The healthcare reform bill moving through Congress would impose $400 billion in “new taxes and fees” on nearly 90 percent of Americans — most of who earn $200,000 or less, argues former John McCain adviser Douglas Holtz-Eakin.
Writing in The Wall Street Journal, Holtz-Eakin, an economist, said the tax is hidden cleverly in the legislation.
“It might not appear that way at first, because the dollars are collected via a 40 percent tax on sales by insurers of ‘Cadillac’ policies, fees on health insurers, drug companies and device manufacturers, and an assortment of odds and ends,” writes Holtz-Eakin.
“But the economics are clear. These costs will be passed on to consumers by either directly raising insurance premiums, or by fueling higher health-care costs that inevitably lead to higher premiums.
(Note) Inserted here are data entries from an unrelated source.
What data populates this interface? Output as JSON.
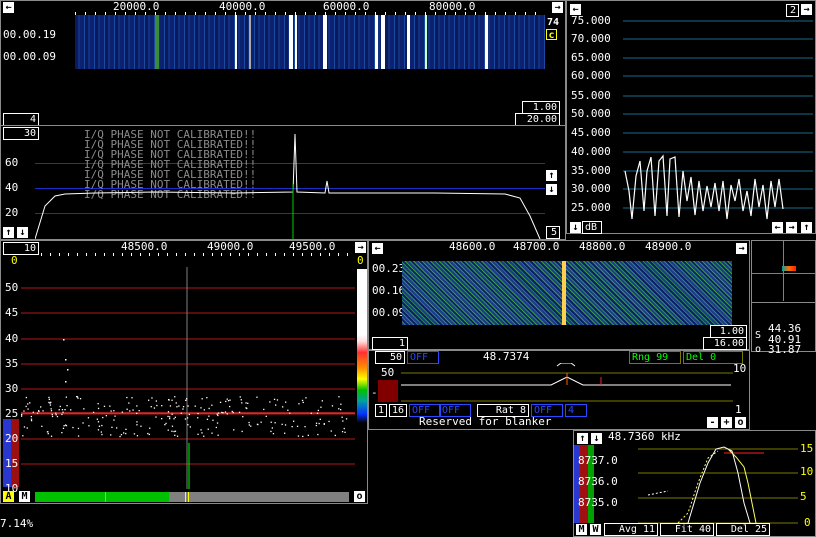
{
  "wide_waterfall": {
    "freq_labels": [
      "20000.0",
      "40000.0",
      "60000.0",
      "80000.0"
    ],
    "time_labels": [
      "00.00.19",
      "00.00.09"
    ],
    "count": "74",
    "mode": "c",
    "left_box": "4",
    "zoom": "1.00",
    "range": "20.00"
  },
  "wide_spectrum": {
    "scale_box": "30",
    "y_labels": [
      "60",
      "40",
      "20"
    ],
    "phase_warning": "I/Q PHASE NOT CALIBRATED!!",
    "bottom_box": "5"
  },
  "s_meter": {
    "box": "2",
    "y_labels": [
      "75.000",
      "70.000",
      "65.000",
      "60.000",
      "55.000",
      "50.000",
      "45.000",
      "40.000",
      "35.000",
      "30.000",
      "25.000"
    ],
    "unit": "dB"
  },
  "baseband_waterfall": {
    "freq_labels": [
      "48600.0",
      "48700.0",
      "48800.0",
      "48900.0"
    ],
    "time_labels": [
      "00.23",
      "00.16",
      "00.09"
    ],
    "left_box": "1",
    "zoom": "1.00",
    "range": "16.00"
  },
  "baseband_controls": {
    "bw_box": "50",
    "off1": "OFF",
    "freq": "48.7374",
    "rng": "Rng 99",
    "del": "Del  0",
    "scale_left": "50",
    "scale_right": "10",
    "marker": "-",
    "b1": "1",
    "b16": "16",
    "off2": "OFF",
    "off3": "OFF",
    "rat": "Rat  8",
    "off4": "OFF",
    "val4": "4",
    "right_num": "1",
    "blanker": "Reserved for blanker",
    "minus": "-",
    "plus": "+"
  },
  "hires": {
    "box": "10",
    "freq_labels": [
      "48500.0",
      "49000.0",
      "49500.0"
    ],
    "y_labels": [
      "50",
      "45",
      "40",
      "35",
      "30",
      "25",
      "20",
      "15",
      "10"
    ],
    "left_zero": "0",
    "right_zero": "0",
    "a": "A",
    "m": "M",
    "o": "o"
  },
  "polar": {
    "s": "44.36",
    "mid": "40.91",
    "o": "31.87",
    "s_lbl": "S",
    "o_lbl": "o"
  },
  "afc": {
    "freq": "48.7360 kHz",
    "y_labels": [
      "8737.0",
      "8736.0",
      "8735.0"
    ],
    "right_labels": [
      "15",
      "10",
      "5",
      "0"
    ],
    "m": "M",
    "w": "W",
    "avg": "Avg 11",
    "fit": "Fit 40",
    "del": "Del 25"
  },
  "footer": {
    "cpu": "7.14%"
  },
  "colors": {
    "grid_blue": "#1e2cc8",
    "grid_red": "#c81e1e",
    "grid_yellow": "#7a7a00",
    "white": "#ffffff"
  }
}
Consumers will pay the excise tax on high-cost plans.”
Holtz-Eakin cites data from The Joint Committee on Taxation indicates that 87 percent of the burden would fall on Americans making less than $200,000, and more than half on those earning under $100,000.
“Industry fees are even worse because Democrats chose to make these fees nondeductible,” Holtz-Eakin writes.
“According to my analysis, premiums will rise by as much as $200 billion over the next 10 years—and 90 percent will again fall on the middle class.”
Others agree, even on the other side of the political spectrum.
Former Vermont governor Howard Dean, a doctor, writes in The Washington Post that the controversial “bill is not reform.”